Yes Brian’s life it stops for nothing. The story of the other messiah, Brian, runs through the main passages of the Fool and Sarcasm gospels. From a Maria who is notoriously played by a man, to the crucifixion transformed into a musical number. Brian’s life encompasses a sense of profanity that is as brilliant as it is twisted. There are times for all tastes. Pontius Pilate making a mocking crowd laugh with his way of speaking, graffiti with grammar (and Latin) mistakes on the walls. Long discussions of Brian’s divinity and even the Sermon on the Mount, with a line of puzzled listeners in the background.
If Monty Python are known for their ability to make people laugh, this time they use their ingenuity to turn Catholic history into a collection of absurdities. Heretics? Without a doubt. funny? Sure.
The “Da Vinci Code”
Too harmless to appear blasphemous? You might be surprised to learn that the adaptation of the literary bestseller has had a long trip to theaters. One embroiled in controversy, protests from the Vatican and Opus Dei, in addition to claims by Catholic historians for its inaccuracy. The reason for so much scandal? The blasphemous idea about the possibility that Jesus married Mary Magdalene to spawn a long line of divine blood.
The film available in the Netflix catalog, like the book, explores the premises and also reflects on religion from a perspective that a good part of the church considered heretical.

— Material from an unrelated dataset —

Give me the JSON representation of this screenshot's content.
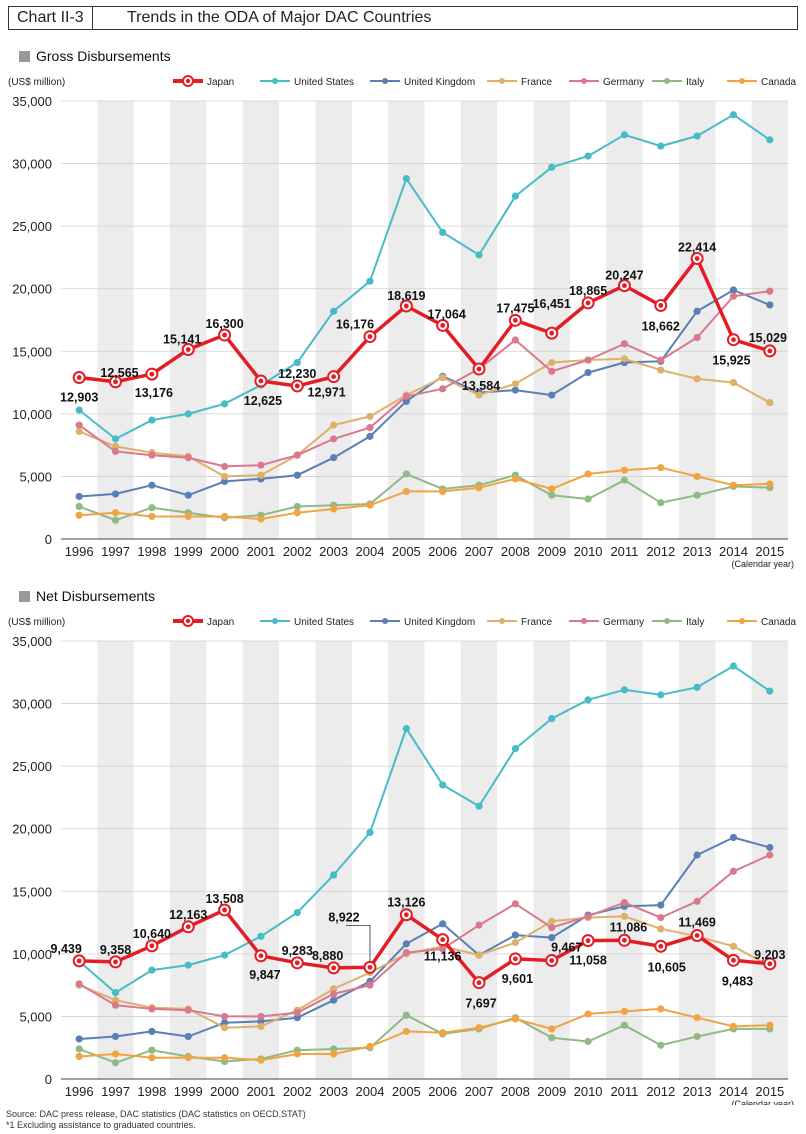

Mostly thanks to its characters which included a member of the Vatican establishment capable of dispatching a hitman. Beyond that, the argument dared to show a supposed descendant of Christ walking the path to understand his origin.
Maybe right now the movie doesn’t seem so outrageous. But at the time of its release, it was a battle between titans. The Vatican versus pop culture. One of those rare occasions when the story of a film is even more interesting than the one it tells.

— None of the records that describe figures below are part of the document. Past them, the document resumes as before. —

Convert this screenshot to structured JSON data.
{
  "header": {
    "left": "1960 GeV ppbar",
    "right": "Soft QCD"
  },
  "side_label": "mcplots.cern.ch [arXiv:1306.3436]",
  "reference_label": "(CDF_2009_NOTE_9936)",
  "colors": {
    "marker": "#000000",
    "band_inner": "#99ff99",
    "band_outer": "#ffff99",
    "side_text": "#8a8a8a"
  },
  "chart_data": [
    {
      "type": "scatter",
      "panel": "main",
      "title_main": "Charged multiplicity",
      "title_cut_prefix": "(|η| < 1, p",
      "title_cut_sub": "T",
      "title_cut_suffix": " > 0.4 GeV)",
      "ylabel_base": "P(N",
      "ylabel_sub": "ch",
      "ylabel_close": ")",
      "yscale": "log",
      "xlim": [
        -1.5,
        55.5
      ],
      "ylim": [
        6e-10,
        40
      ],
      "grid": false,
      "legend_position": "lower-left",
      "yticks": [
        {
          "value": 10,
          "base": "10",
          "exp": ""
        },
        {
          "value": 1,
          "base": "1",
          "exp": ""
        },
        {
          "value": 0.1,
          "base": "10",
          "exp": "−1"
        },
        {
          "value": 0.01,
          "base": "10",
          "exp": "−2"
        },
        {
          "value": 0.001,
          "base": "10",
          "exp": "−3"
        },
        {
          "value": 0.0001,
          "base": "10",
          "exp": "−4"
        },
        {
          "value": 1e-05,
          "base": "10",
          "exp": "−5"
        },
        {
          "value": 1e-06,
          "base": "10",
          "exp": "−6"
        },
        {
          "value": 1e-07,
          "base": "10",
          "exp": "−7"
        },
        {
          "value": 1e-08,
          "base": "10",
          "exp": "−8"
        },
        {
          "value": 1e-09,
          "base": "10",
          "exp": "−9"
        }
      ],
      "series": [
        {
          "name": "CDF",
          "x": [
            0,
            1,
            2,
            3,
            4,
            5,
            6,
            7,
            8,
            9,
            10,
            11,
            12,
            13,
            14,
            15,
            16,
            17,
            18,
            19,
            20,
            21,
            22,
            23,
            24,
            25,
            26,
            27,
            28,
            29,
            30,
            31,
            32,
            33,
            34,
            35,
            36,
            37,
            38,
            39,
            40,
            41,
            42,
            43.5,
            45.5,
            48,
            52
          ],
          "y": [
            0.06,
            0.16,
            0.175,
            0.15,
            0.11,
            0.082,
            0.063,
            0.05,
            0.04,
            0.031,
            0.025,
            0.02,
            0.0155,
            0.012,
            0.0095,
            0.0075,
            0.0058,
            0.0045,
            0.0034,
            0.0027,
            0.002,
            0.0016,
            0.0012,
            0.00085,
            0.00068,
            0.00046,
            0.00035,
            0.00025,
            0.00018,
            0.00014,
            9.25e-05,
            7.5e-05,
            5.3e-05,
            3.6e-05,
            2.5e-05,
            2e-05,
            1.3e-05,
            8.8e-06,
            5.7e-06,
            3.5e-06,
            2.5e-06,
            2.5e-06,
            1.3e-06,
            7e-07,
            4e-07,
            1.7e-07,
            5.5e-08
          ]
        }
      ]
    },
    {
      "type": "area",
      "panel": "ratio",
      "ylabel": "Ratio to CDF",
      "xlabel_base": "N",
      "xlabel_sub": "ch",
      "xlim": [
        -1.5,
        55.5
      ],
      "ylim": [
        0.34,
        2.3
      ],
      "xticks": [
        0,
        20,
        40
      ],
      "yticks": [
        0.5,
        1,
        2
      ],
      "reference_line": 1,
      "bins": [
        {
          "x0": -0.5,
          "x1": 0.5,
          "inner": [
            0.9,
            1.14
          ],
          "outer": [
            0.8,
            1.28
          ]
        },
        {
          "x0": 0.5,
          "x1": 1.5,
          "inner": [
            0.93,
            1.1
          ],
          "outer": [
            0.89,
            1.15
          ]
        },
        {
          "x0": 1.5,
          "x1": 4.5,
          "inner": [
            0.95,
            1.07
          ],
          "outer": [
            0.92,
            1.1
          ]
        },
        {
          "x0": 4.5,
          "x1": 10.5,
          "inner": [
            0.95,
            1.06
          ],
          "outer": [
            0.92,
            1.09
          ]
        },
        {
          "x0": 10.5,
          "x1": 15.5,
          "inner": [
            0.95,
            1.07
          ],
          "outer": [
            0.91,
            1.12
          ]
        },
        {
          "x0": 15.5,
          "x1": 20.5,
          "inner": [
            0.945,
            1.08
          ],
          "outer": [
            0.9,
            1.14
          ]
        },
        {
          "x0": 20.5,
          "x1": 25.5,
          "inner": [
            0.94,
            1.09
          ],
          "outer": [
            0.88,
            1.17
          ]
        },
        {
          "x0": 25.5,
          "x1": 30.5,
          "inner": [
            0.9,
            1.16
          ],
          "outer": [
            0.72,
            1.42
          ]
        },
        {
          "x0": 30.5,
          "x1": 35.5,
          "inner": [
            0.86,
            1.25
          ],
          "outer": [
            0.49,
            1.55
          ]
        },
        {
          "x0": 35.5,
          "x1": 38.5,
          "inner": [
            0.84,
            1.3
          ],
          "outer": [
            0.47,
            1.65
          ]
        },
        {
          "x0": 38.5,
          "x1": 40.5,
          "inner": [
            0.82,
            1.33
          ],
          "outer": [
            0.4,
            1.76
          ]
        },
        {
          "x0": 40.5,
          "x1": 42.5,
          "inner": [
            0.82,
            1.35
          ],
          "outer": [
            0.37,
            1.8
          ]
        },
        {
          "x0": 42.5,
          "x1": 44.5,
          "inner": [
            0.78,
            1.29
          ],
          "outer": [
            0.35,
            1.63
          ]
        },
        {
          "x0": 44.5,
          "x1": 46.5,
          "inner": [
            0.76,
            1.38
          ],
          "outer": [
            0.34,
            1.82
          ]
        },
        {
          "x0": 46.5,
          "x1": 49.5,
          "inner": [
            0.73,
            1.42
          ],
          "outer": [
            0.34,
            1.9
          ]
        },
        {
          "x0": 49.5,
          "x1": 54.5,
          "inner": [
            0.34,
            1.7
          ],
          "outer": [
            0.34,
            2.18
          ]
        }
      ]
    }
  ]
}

The Old Testament is reimagined from a blasphemous point of view thanks to the staging of Darren Aronofsky. It was a monumental risk that went wrong, but left a bewildering dark saga for history. When Noah (Russell Crowe) receives a divine mandate to save part of creation from impending doom, he finds it impossible.

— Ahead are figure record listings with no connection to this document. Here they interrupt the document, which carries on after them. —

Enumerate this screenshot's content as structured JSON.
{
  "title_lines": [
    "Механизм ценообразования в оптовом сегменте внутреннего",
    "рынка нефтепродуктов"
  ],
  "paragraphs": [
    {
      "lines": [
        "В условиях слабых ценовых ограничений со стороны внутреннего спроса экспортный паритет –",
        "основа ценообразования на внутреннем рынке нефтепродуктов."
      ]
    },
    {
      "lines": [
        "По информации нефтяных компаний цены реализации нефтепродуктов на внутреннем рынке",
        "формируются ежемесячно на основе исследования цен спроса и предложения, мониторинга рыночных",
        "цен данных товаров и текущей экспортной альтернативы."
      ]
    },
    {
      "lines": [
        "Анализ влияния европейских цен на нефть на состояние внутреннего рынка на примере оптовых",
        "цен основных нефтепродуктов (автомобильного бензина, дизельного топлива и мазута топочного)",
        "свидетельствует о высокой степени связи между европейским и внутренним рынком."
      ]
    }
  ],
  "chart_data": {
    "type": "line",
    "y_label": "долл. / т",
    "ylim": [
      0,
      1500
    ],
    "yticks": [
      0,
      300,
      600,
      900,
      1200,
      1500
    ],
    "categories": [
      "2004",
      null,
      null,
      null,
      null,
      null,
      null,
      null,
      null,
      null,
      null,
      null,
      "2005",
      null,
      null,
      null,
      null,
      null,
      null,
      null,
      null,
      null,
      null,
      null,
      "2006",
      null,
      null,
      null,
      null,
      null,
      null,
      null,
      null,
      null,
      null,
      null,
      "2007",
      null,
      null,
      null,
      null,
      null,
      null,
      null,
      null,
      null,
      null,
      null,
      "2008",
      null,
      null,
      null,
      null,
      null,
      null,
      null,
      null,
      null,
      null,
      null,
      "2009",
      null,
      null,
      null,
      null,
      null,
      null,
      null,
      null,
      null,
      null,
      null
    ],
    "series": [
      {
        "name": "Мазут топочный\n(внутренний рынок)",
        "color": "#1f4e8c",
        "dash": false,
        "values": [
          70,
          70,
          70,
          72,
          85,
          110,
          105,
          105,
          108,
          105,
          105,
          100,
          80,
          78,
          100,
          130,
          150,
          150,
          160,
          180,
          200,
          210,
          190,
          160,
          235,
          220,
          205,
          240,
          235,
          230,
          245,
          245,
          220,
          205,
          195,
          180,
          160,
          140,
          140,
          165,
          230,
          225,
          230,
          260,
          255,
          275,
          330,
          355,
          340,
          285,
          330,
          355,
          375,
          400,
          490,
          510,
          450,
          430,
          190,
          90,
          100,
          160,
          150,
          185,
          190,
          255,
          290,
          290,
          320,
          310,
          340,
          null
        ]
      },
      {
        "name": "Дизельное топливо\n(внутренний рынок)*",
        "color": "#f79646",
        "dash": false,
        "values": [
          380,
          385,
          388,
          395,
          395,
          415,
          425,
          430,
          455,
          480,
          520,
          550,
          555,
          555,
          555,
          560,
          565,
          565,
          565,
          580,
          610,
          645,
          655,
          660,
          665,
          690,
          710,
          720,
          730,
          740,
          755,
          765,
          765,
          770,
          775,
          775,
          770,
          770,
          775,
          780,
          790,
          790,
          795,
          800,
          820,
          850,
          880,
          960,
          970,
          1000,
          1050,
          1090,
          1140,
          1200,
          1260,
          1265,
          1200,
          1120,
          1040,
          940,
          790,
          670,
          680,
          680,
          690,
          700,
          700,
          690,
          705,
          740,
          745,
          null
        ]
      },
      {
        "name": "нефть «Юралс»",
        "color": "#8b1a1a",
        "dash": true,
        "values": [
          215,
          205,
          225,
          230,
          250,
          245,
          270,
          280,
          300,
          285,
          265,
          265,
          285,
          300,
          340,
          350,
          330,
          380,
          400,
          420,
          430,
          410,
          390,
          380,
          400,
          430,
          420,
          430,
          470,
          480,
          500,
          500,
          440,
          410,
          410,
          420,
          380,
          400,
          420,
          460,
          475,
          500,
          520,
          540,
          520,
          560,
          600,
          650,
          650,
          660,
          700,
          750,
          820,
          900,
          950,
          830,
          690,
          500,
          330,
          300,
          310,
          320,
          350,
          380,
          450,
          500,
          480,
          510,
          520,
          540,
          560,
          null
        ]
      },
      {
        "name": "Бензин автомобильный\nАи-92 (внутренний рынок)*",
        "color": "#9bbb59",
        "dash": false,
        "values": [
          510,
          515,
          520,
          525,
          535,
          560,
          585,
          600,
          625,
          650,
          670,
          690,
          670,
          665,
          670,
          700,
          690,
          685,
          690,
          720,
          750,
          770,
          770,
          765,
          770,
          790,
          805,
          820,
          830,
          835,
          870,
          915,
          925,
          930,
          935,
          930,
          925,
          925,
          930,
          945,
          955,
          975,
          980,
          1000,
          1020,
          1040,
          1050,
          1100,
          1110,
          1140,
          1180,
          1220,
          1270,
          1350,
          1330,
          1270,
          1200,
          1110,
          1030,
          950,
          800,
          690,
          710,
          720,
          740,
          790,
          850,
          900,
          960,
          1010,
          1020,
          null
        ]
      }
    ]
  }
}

How to carry out a mission of such magnitude? The film, available on the Netflix catalog, reflects on a blasphemous level on the disturbing idea of great biblical trials and their obstacles. But beyond that, about the figure of Noah, who from a generous patriarch arrives in the cinema as impatient, almost violent and obsessed.
As if that wasn’t enoughthe film takes the lines of a horror movie at its weirdest moments. From the transformation of angels into fearsome creatures to the doubts of Noah’s family about the supernatural enterprise to carry out. Little by little, the film turns into a combination of very rare versions of good and evil. Also, a long succession of singular glances on human darkness. All along a monstrous scale.
the scary cabin
Grace (Riley Keough) has a dark past in tow. One, moreover, which left him with deep emotional wounds. But as if that were not enough, also a distorted and violent notion about religion. When her stepsons Aidan (Jaeden Martell) and Mia (Lia McHugh) play a malicious game, the horrors in Grace’s mind become monstrous. And all linked to a blasphemous and dreadful view of religion.
The film available on Netflix is disturbing, uncomfortable and with a confusing ending that takes your breath away, is a terrifying version of religion. Also, an eloquent passage on how distortions of faith can create their own monsters. The film, which sometimes even uses humor to tell terrifying moments, is a subtle critique of dogma. At the same time, the ways religion can manifest and how fear is a form of religious control.
Dark, fearsome and violent, the blasphemy in the scary cabin it is also a rare vision of human nature in the face of the impossible.
I am Bhumi Shah, a highly skilled digital marketer with over 11 years of experience in digital marketing and content writing in the tech industry.